The classification by Work is perhaps the most widely quoted. He classified these anomalies into two types based on clinical and histological features [8]. Type I anomalies present as a cystic mass of ectodermal origin, lined by squamous epithelium with or without accessory skin structures. Type I lesions occur medial to the concha, often extending into the postauricular crease and end in a cul-de-sac at the bony plate at the level of the mesotympanum. Type II anomalies present as cysts, sinuses, or fistulae, of both ectodermal and mesodermal origin, containing squamous epithelium with adnexal skin structures or cartilage. They may pass through the parotid gland in a variable relation to the facial nerve, indicating a disturbance of fusion in the arch itself and the sinus tract may end either in the cartilaginous external auditory canal or extend to the face or upper neck. According to this classification, either type is regarded as duplication of either the membranous (type I) or both the membranous and cartilaginous (type II) portions of the external auditory canal.

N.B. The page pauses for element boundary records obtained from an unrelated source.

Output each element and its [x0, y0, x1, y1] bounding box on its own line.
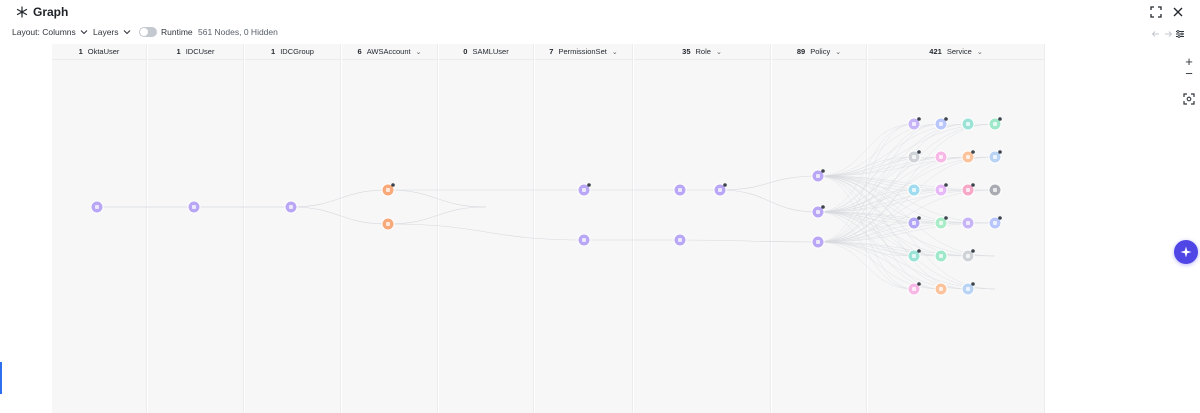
- layers-dropdown[interactable]: Layers: [93, 27, 131, 37]
- nodes: [90, 117, 1002, 296]
- undo-icon[interactable]: [1151, 29, 1161, 39]
- toolbar: Layout: Columns Layers Runtime 561 Nodes…: [0, 24, 1200, 44]
- redo-icon[interactable]: [1163, 29, 1173, 39]
- graph-node[interactable]: [934, 282, 948, 296]
- graph-node[interactable]: [381, 217, 395, 231]
- graph-node[interactable]: [907, 183, 921, 197]
- layout-dropdown[interactable]: Layout: Columns: [12, 27, 88, 37]
- graph-node[interactable]: [811, 235, 825, 249]
- graph-app: Graph Layout: Columns Layers Runtime 561…: [0, 0, 1200, 413]
- graph-edge: [387, 189, 487, 208]
- graph-edge: [290, 189, 389, 208]
- graph-node[interactable]: [961, 216, 975, 230]
- graph-node[interactable]: [934, 117, 948, 131]
- layout-label: Layout: Columns: [12, 27, 76, 37]
- graph-node[interactable]: [673, 183, 687, 197]
- graph-node[interactable]: [988, 216, 1002, 230]
- edges: [97, 123, 996, 290]
- graph-node[interactable]: [811, 169, 825, 183]
- node-stats: 561 Nodes, 0 Hidden: [198, 27, 278, 37]
- window-title: Graph: [33, 5, 69, 19]
- graph-node[interactable]: [577, 233, 591, 247]
- graph-node[interactable]: [673, 233, 687, 247]
- graph-node[interactable]: [713, 183, 727, 197]
- graph-node[interactable]: [187, 200, 201, 214]
- graph-node[interactable]: [961, 117, 975, 131]
- graph-node[interactable]: [284, 200, 298, 214]
- graph-edge: [817, 175, 915, 191]
- graph-edge: [679, 239, 819, 243]
- graph-node[interactable]: [961, 183, 975, 197]
- layers-label: Layers: [93, 27, 119, 37]
- graph-node[interactable]: [934, 216, 948, 230]
- graph-node[interactable]: [961, 282, 975, 296]
- zoom-out-button[interactable]: −: [1182, 66, 1196, 81]
- graph-node[interactable]: [381, 183, 395, 197]
- graph-node[interactable]: [907, 150, 921, 164]
- graph-edge: [817, 211, 942, 257]
- graph-node[interactable]: [811, 205, 825, 219]
- graph-node[interactable]: [907, 249, 921, 263]
- graph-node[interactable]: [907, 282, 921, 296]
- graph-edge: [719, 175, 819, 191]
- sparkle-icon: [1180, 246, 1192, 258]
- graph-edge: [817, 175, 942, 290]
- graph-edge: [817, 241, 915, 257]
- graph-edge: [817, 156, 942, 213]
- graph-edge: [817, 123, 996, 213]
- fullscreen-icon[interactable]: [1150, 6, 1162, 18]
- graph-node[interactable]: [577, 183, 591, 197]
- graph-canvas[interactable]: 1 OktaUser 1 IDCUser 1 IDCGroup 6 AWSAccount…: [0, 44, 1200, 413]
- node-stats-text: 561 Nodes, 0 Hidden: [198, 27, 278, 37]
- graph-node[interactable]: [961, 249, 975, 263]
- graph-edge: [817, 175, 942, 191]
- graph-node[interactable]: [90, 200, 104, 214]
- settings-icon[interactable]: [1175, 29, 1185, 39]
- graph-edge: [290, 206, 389, 225]
- graph-edge: [817, 123, 969, 213]
- graph-edge: [719, 189, 819, 213]
- fit-view-icon[interactable]: [1182, 92, 1196, 106]
- active-indicator: [0, 362, 2, 394]
- graph-edge: [387, 223, 585, 241]
- graph-logo-icon: [16, 6, 28, 18]
- chevron-down-icon: [123, 30, 130, 35]
- close-icon[interactable]: [1172, 6, 1184, 18]
- graph-edge: [817, 175, 915, 257]
- runtime-toggle[interactable]: [139, 27, 157, 37]
- graph-node[interactable]: [988, 117, 1002, 131]
- graph-edge: [817, 156, 915, 213]
- graph-node[interactable]: [934, 183, 948, 197]
- graph-node[interactable]: [988, 150, 1002, 164]
- graph-node[interactable]: [988, 183, 1002, 197]
- graph-edge: [387, 206, 487, 225]
- runtime-label: Runtime: [161, 27, 193, 37]
- graph-edge: [817, 175, 942, 257]
- graph-edge: [817, 175, 915, 290]
- graph-edges-and-nodes[interactable]: [0, 44, 1200, 413]
- chevron-down-icon: [80, 30, 88, 35]
- runtime-toggle-group: Runtime: [139, 27, 193, 37]
- graph-edge: [817, 123, 942, 213]
- assistant-button[interactable]: [1174, 240, 1198, 264]
- graph-node[interactable]: [961, 150, 975, 164]
- graph-node[interactable]: [934, 150, 948, 164]
- graph-node[interactable]: [934, 249, 948, 263]
- graph-edge: [817, 241, 942, 257]
- graph-node[interactable]: [907, 117, 921, 131]
- title-bar: Graph: [0, 0, 1200, 24]
- graph-node[interactable]: [907, 216, 921, 230]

Depending on the type of the anomaly, clinical manifestations can be roughly divided in cervical, parotid, and auricular symptoms [7]. Cervical symptoms consist of a pit-type depression near the angle of the mandible, which produces a string of clear material when pressured. The symptomatology of our first case included of parotid signs as a small tumor-like mass located in the parotid gland was present, while cervical manifestations presented in our second patient. Auricular symptoms consist of otorrhea with mucopurulent or purulent discharge, depression, pit, or mass in the external auditory canal and often periauricular swelling. There may have been a history of recurrent otitis externa, or hearing loss.

Diagnosis of first branchial cleft lesions is achieved mainly through careful physical examination of both the neck and the external auditory canal. According to Triglia et al. physical examination of the external auditory canal allowed discovery of a fistula in 44% of the patients, while an asymptomatic membranous attachment between the floor of the external auditory canal and the tympanic membrane was found in 10% of the cases [7]. Such myringeal webs are significant diagnostically, not only because they are easily discovered but also because their presence can be pathognomonic of type II first branchial cleft lesions [9]. Ultimately, thorough knowledge of the anatomy and embryology of the area combined with a high degree of clinical suspicion appear to be the key factors of an early and accurate diagnosis.

Radiological examinations can be helpful diagnostically, in order to determine the typical anatomical localisation, the extent, the size, and the relationship of the lesions to surrounding structures. MRI allows assessment of the extent of the anomaly, especially in the parotid area, and high-resolution-computed tomography imaging shows its exact relationship with the external auditory canal and the middle ear. Fistulas and sinuses are not always obvious on CT and a fistulogram can be useful [10].

We cannot stress enough the importance of clinical suspicion on initial presentation of such lesions. Misdiagnosis and subsequent inappropriate or inadequate treatment are unfortunately still the rule. The delay between initial presentation and adequate treatment is reported to reach 3.5 to 4 years [3, 7].

Differential diagnosis of first branchial cleft anomalies must be made mainly with second branchial cleft anomalies. Parotid branchial cleft cysts, in particular, must be differentiated from any cystic mass of the parotid [11, 12]. Retention cysts, posttraumatic sialoceles, lymphangiomas, benign, and malignant parotid tumors must all be considered.

Complete surgical excision with wide exposure of the lesion is essential in order to achieve permanent cure and avoid recurrence. Parotidectomy and exposure of the facial nerve are required in the vast majority of cases [7]. Any sinus, fistula, or involved area with skin breakdown should be excised in continuity. In some cases, resection of a small portion of the skin and cartilage of the external auditory meatus is necessary to prevent recurrence.

The overall recurrence rate after operation for branchial cysts is 3 to 5%, with a slight increase for sinuses and fistulae [13, 14]. Recurrence rate is further increased to 20% in case of previous infection before the operation [15].